One of the most common challenges facing small businesses is building a company culture. Everything from hierarchy to how you design your business cards affects how your company is perceived both internally and externally. This doesn't always seem like a huge concern at the beginning of a company's life. When there are only a few people working together, their personalities are usually strong enough that culture happens organically. As your business grows, it can get muddier. Eventually, an effort has to be made to establish clear standards of interaction within the business. Here are five ways you can build a culture that promotes growth and sets the right standard:

1. Determine Your Company's Values
Before you can build a culture, you need to know what that culture will be working toward. Work with other trusted members of your company to come up with values and goals for the future.They will be the foundation from which you move forward and should set the tone. If your company values sustainability, use that as a jumping off point. You can use that by having recycling available in offices, or having company wide waste reduction goals. Whatever your values are, make sure they're reflected in the culture.

2. Figure Out Structure
If your company doesn't already have a clear structure that defines the various roles within the business, set them now. Forbes recommends you use this structure to highlight the parts of the business you find most important. Have the teams that are doing the work you care most about report directly to you. If that doesn't make sense, have them report as high up as you can. This not only lets those employees know you value the work they're doing, but it also gives you insight into vital aspects of your business.

3. Climb a Wall
Or ride a roller coaster, or play a game: Corporate events are a fun way to encourage your employees to connect with one another and build company loyalty. It doesn't have to be extravagant, either – even in-office events like company wide challenges or holiday parties build a sense of culture. You can set aside a relatively small event budget and still offer employees opportunities to cut loose. 

4. Talk to People
As you're rolling out new efforts to establish a company culture, encourage employees to let you know what they think. Although you have the best sense of the company as a whole, insight from the people who work for you is invaluable. There is always something to learn from seeing something through another person's point of view.

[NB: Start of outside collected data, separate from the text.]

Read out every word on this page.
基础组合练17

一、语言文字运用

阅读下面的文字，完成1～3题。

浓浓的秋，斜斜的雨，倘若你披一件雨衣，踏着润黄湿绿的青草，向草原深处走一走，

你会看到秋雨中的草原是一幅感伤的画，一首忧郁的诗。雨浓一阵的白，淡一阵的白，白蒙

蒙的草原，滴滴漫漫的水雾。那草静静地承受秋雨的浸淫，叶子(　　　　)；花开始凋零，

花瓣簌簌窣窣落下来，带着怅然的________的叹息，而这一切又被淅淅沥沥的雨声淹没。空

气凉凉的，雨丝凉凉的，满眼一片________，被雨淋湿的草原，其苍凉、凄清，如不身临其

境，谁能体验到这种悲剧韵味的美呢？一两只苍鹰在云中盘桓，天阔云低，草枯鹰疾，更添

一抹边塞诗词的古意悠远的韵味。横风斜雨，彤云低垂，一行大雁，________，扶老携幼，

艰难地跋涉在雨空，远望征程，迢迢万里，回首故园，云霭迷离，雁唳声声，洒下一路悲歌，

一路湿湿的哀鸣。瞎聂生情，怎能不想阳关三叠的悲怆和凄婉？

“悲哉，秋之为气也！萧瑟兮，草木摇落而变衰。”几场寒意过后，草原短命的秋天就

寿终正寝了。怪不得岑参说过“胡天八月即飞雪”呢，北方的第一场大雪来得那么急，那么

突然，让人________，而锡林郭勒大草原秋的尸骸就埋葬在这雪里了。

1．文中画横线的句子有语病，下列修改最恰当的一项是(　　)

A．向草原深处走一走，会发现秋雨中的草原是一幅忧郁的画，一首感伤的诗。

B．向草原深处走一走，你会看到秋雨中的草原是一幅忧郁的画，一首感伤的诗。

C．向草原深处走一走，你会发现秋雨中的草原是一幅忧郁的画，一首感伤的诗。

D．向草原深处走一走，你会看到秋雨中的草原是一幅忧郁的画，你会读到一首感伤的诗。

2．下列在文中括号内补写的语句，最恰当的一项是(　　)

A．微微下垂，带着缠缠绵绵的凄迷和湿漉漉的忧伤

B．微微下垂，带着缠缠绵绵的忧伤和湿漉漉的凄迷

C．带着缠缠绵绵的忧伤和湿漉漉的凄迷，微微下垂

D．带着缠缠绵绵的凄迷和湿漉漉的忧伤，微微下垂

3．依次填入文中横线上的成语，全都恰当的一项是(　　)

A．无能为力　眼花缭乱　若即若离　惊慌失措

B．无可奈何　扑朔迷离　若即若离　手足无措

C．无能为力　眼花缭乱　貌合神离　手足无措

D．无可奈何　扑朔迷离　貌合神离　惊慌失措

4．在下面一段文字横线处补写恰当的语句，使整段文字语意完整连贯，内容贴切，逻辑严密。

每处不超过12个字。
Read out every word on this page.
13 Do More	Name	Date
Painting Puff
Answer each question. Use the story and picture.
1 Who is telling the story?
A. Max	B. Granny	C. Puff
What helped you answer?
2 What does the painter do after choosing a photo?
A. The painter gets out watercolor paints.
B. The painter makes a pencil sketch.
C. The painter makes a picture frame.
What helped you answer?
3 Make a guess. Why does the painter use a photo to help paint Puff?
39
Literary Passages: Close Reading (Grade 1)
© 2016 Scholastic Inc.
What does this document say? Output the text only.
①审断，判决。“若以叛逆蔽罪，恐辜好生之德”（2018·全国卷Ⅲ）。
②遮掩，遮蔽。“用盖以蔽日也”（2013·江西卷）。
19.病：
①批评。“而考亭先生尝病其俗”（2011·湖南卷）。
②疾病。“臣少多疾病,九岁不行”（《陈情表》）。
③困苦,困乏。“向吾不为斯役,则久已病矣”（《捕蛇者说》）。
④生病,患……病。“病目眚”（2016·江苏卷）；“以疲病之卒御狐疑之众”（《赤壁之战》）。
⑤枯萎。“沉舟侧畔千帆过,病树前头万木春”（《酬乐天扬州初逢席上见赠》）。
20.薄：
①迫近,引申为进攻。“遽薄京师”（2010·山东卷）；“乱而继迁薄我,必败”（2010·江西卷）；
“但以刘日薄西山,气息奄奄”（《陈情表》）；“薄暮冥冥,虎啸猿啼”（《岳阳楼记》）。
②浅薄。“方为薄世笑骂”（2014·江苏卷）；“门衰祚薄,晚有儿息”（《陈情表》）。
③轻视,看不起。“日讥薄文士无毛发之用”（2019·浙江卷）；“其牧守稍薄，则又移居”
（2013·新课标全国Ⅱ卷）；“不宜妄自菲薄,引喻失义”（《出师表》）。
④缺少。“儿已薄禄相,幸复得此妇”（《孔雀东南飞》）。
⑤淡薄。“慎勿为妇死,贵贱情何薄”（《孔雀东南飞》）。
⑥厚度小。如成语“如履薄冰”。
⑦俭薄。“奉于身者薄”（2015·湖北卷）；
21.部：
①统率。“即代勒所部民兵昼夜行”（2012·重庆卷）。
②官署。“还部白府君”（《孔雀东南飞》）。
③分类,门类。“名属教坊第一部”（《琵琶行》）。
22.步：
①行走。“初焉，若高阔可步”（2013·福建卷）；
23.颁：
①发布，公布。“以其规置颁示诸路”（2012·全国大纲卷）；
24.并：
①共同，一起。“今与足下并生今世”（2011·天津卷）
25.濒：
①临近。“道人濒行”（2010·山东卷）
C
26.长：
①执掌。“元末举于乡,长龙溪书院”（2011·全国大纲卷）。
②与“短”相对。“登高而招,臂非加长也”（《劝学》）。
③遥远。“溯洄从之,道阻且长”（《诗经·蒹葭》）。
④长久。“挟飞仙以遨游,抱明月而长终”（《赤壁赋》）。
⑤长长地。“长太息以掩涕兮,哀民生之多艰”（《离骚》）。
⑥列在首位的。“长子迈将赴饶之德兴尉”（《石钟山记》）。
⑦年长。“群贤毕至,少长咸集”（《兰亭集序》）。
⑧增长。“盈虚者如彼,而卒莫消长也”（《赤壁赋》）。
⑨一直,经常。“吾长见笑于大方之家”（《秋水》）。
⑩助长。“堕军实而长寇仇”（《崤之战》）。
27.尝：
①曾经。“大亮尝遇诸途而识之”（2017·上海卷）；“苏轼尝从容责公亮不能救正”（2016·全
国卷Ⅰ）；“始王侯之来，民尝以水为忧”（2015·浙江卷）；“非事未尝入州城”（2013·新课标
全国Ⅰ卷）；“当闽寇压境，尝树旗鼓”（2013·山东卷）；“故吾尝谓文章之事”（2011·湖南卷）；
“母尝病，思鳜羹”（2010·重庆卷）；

In addition to gaining perspective, open communication is, in and of itself, an important aspect of a positive company culture. You always want your employees to feel like they can reach out to you or their managers. Setting a precedent of encouraging input will make employees know they are heard.

5. Reward Good Examples
When you see someone exemplifying your company culture, make sure people take notice. In meetings, acknowledge people who follow the standards you're trying to set. Simple acts can draw people's attention, and when they see what actions other people are being recognized for, they'll want to take those actions, too.